Eros has become a secular sin (Photo by KIRSTY WIGGLESWORTH/POOL/AFP via Getty Images)

Eros has become a secular sin (Photo by KIRSTY WIGGLESWORTH/POOL/AFP via Getty Images)


June 25, 2021   4 mins

“Should I hang out with someone whose political views I hate?” So asked a New York Times reader to the paper’s Ethical Columnist this week. But it could have been written from Britain, where public life has become dominated by political hatred. The Left loathes the Right, an organisation called Stop Funding Hate dominates the headlines and, five years after the EU referendum, ardent Remainers continue to hate Brexiteers, and vice versa.

Hatred, it seems, is the new currency of politics. So it might sound deliberately perverse to argue that love is at the heart of the problem. But there is a strong case to be made that the root cause of today’s toxic culture is love — and our two opposing understandings of it.

Back in 1930, the protestant Swedish theologian Anders Nygren wrote his highly influential Agape and Eros, proposing that these two terms represented contrasting and even contradictory expressions. Nygren suggested that Eros was an ego-centric and acquisitive kind of love, a love that puts the needs of the lover at the centre of the picture. Eros, he contended, is a spiritualised form of self-interest.

Agape, by contrast, is a love that shows no partiality. It is a love of humanity in general; irrespective of where people come from, what skin colour they have, how they make love, what religion they are. It is disinterested and impartial.

So what’s wrong with this? A strong theological contrast to the view of Nygren can be found in the work of the Jewish theologian and philosopher Michael Wyschogrod — not someone at the forefront of the cultural zeitgeist perhaps, but bear with me. For Wyschogrod, all love, properly speaking, is the concrete love of one person for another. There is, he contends, no such thing as love in general. All love is partial and specific — it is Eros. (This, for instance, is why he thinks it is perfectly justifiable that the God of the Bible has a very special — indeed preferential — love for the Jewish people.)

Undifferentiated love, he writes, “does not meet the individual in his individuality, but sees him as a member of a species, whether that species be the working class, the poor, those created in the image of God, or whatnot… In the name of these abstractions men have committed the most heinous crimes against real, concrete, existing human beings.” Love, then, is intrinsically partial. For Agape lovers, love makes us all equal. For Eros lovers, it really doesn’t.

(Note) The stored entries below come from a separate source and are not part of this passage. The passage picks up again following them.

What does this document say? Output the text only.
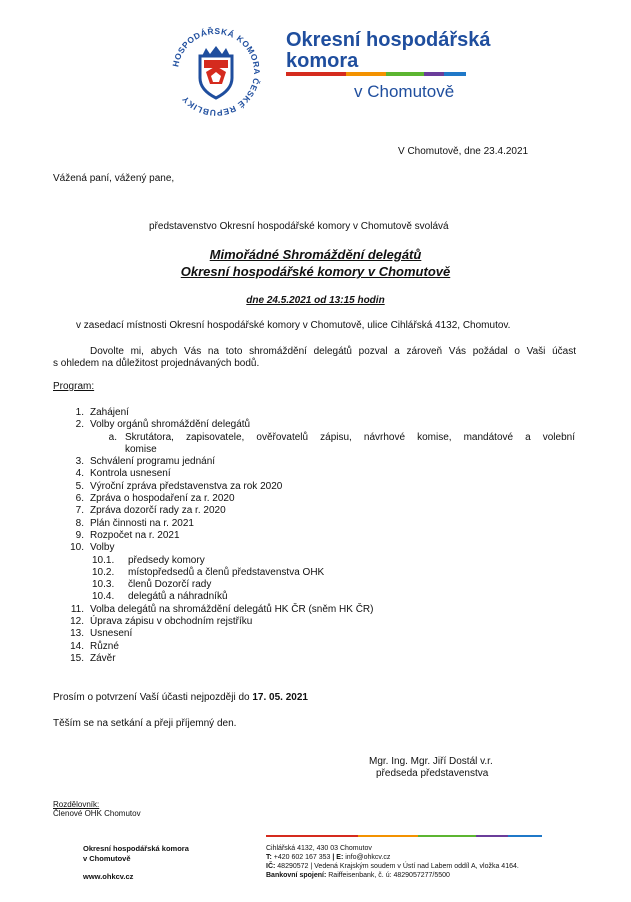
HOSPODÁŘSKÁ KOMORA ČESKÉ REPUBLIKY
Okresní hospodářská
komora
v Chomutově
V Chomutově, dne 23.4.2021
Vážená paní, vážený pane,
představenstvo Okresní hospodářské komory v Chomutově svolává
Mimořádné Shromáždění delegátů
Okresní hospodářské komory v Chomutově
dne 24.5.2021 od 13:15 hodin
v zasedací místnosti Okresní hospodářské komory v Chomutově, ulice Cihlářská 4132, Chomutov.
Dovolte mi, abych Vás na toto shromáždění delegátů pozval a zároveň Vás požádal o Vaši účast
s ohledem na důležitost projednávaných bodů.
Program:
1. Zahájení
2. Volby orgánů shromáždění delegátů
a. Skrutátora, zapisovatele, ověřovatelů zápisu, návrhové komise, mandátové a volební
komise
3. Schválení programu jednání
4. Kontrola usnesení
5. Výroční zpráva představenstva za rok 2020
6. Zpráva o hospodaření za r. 2020
7. Zpráva dozorčí rady za r. 2020
8. Plán činnosti na r. 2021
9. Rozpočet na r. 2021
10. Volby
10.1. předsedy komory
10.2. místopředsedů a členů představenstva OHK
10.3. členů Dozorčí rady
10.4. delegátů a náhradníků
11. Volba delegátů na shromáždění delegátů HK ČR (sněm HK ČR)
12. Úprava zápisu v obchodním rejstříku
13. Usnesení
14. Různé
15. Závěr
Prosím o potvrzení Vaší účasti nejpozději do 17. 05. 2021
Těším se na setkání a přeji příjemný den.
Mgr. Ing. Mgr. Jiří Dostál v.r.
předseda představenstva
Rozdělovník:
Členové OHK Chomutov
Okresní hospodářská komora
v Chomutově
www.ohkcv.cz
Cihlářská 4132, 430 03 Chomutov
T: +420 602 167 353 | E: info@ohkcv.cz
IČ: 48290572 | Vedená Krajským soudem v Ústí nad Labem oddíl A, vložka 4164.
Bankovní spojení: Raiffeisenbank, č. ú: 4829057277/5500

What does this mean in practice? Well, I have a very partial love of my children. I have their photo on my phone, rather than one of some random human. The love I have for them is highly specific. They are not avatars for some generalised love of humanity. They are absolutely not fungible, just as one dollar bill is exchangeable for any other.

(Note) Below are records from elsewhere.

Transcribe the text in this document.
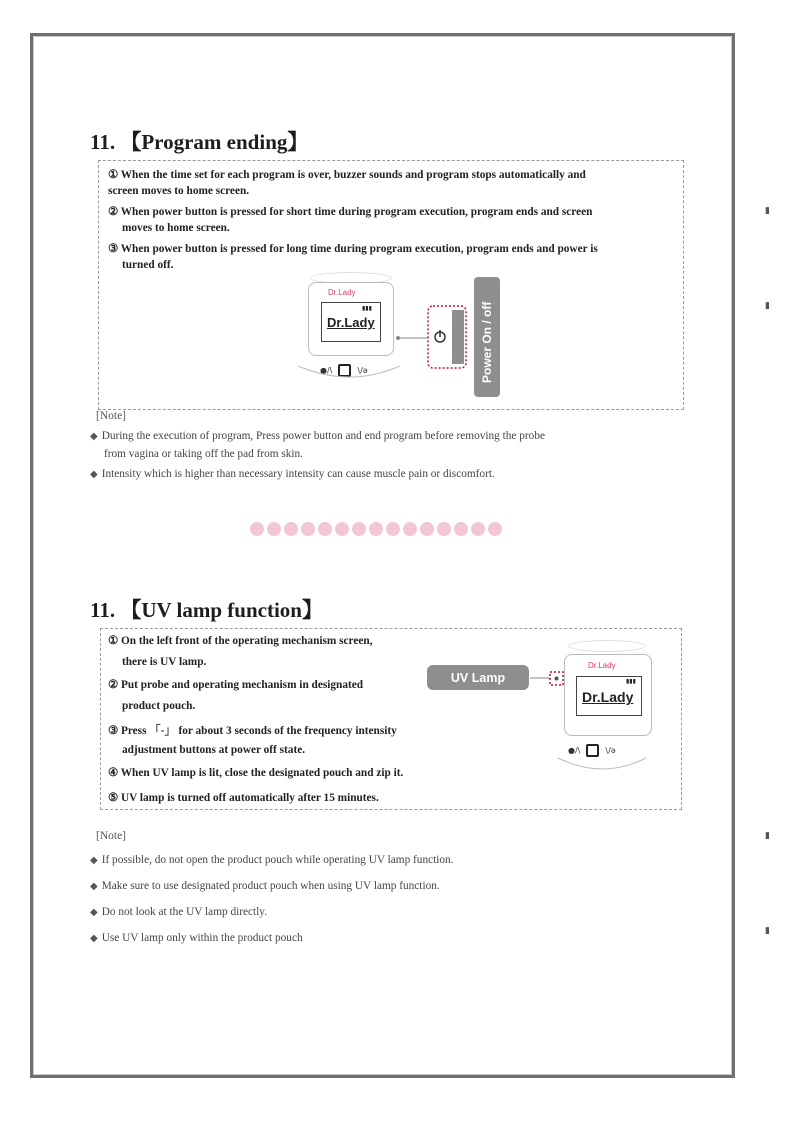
11. 【Program ending】
① When the time set for each program is over, buzzer sounds and program stops automatically and
screen moves to home screen.
② When power button is pressed for short time during program execution, program ends and screen
moves to home screen.
③ When power button is pressed for long time during program execution, program ends and power is
turned off.
Dr.Lady
▮▮▮
Dr.Lady
●/\	\/ǝ	Power On / off
[Note]
◆ During the execution of program, Press power button and end program before removing the probe
from vagina or taking off the pad from skin.
◆ Intensity which is higher than necessary intensity can cause muscle pain or discomfort.
11. 【UV lamp function】
① On the left front of the operating mechanism screen,
there is UV lamp.
② Put probe and operating mechanism in designated
product pouch.
③ Press 「-」 for about 3 seconds of the frequency intensity
adjustment buttons at power off state.
④ When UV lamp is lit, close the designated pouch and zip it.
⑤ UV lamp is turned off automatically after 15 minutes.
UV Lamp
Dr.Lady
▮▮▮
Dr.Lady
●/\	\/ǝ
[Note]
◆ If possible, do not open the product pouch while operating UV lamp function.
◆ Make sure to use designated product pouch when using UV lamp function.
◆ Do not look at the UV lamp directly.
◆ Use UV lamp only within the product pouch
▮
▮
▮
▮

So here is the opposition between Agape and Eros: Agape love believes that love proceeds from the general to the specific; Eros love believes that it proceeds from the specific to the general. Joy Division had it right: love will tear us apart.

Certainly both forms of love may struggle to reach out too far from their original expression: Agape loves the general category of human beings, but often finds it difficult to express its love of the singular, individual human life, worrying that too much investment in one specific person distorts its universal mission. It can be nervous of the passionate intensity generated by specific bonds.

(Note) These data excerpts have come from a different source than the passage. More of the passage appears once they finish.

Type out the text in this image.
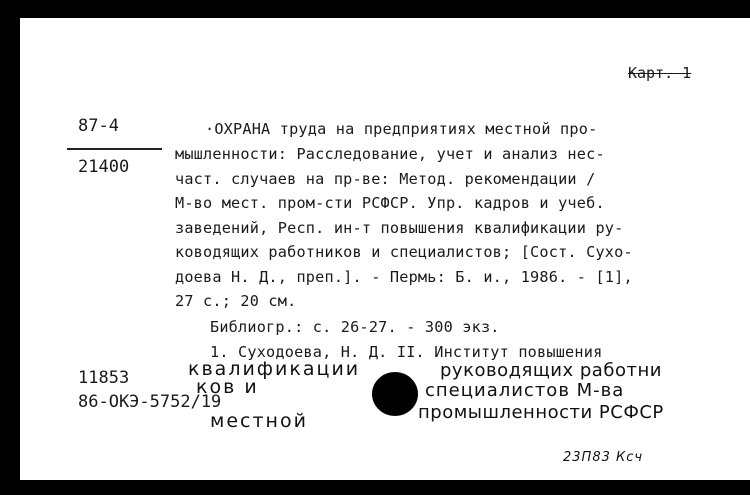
Карт. 1
87-4
21400
·ОХРАНА труда на предприятиях местной про-
мышленности: Расследование, учет и анализ нес-
част. случаев на пр-ве: Метод. рекомендации /
М-во мест. пром-сти РСФСР. Упр. кадров и учеб.
заведений, Респ. ин-т повышения квалификации ру-
ководящих работников и специалистов; [Сост. Сухо-
доева Н. Д., преп.]. - Пермь: Б. и., 1986. - [1],
27 с.; 20 см.
Библиогр.: с. 26-27. - 300 экз.
1. Суходоева, Н. Д. II. Институт повышения
11853
86-ОКЭ-5752/19
квалификации
ков и
местной
руководящих работни
специалистов М-ва
промышленности РСФСР
23П83 Ксч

By contrast, Eros can all too easily become trapped in a domestic or nationalistic frame, failing to reach out beyond the narrowly specific. “Flag shaggers” is the derogatory phrase de jour; a recognition that love of country can have overly erotic, and thus overly partial, connotations. What us nationalists see as love, they see as hate.

But this charge of not being able to properly love is also what us Eros lovers think of Agape lovers: their love is not carnal enough, too abstract, lacking in passion. We are deeply divided by what we think of as love. It is Romanticism vs the Enlightenment endlessly replayed.

Consider, for example, the extreme Agapeism of someone like the philosopher Peter Singer and his argument about the moral claims that animals have over us:

“… the racist violates the principle of equality by giving greater weight to the interests of members of his own race. Similarly, the speciesist allows the interests of his own species to override the greater interests of members of other species. The pattern is the same in each case.”

Singer believes that our moral lives should be guided by a generosity to life in general. In his utilitarian calculus, the interests of all human life — and indeed non-human — life has to be weighed on the basis of an equal consideration of interests, broadly determined as the capacity to feel pain and appreciate happiness. And Singer is interesting because he seeks to live his life quite rigorously by these standards.

 

I once, rather facetiously, asked Singer how he could justify buying Christmas presents for his children, given that such gifts are obviously an expression of his partiality. His answer, in effect, was that we are all fallen creatures. For the extreme Agapeist, Eros love is a kind of secular sin, albeit an understandable one. We seemed to exist on entirely different moral planets.

But while many of us instinctively fall into one of these categories, I wonder whether this way of describing contrasting approaches to our moral and political lives isn’t just the cause of so much hatred, but also contains the basis for a kind of natural sympathy. After all, the Eros lover knows that they must reach out further than their partiality; hence the oft-mentioned dictum that charity begins at home but doesn’t end there.

Likewise, even extreme Agapeists like Singer appreciate the call to love in the singular, even if they don’t quite know how to square it with their wider philosophy. Few would now subscribe to the Marxist desire to abolish the family — not because they believe in allegedly right-wing family values, but because the family, in all its Eros partiality, is still the place where many of us learn what love means.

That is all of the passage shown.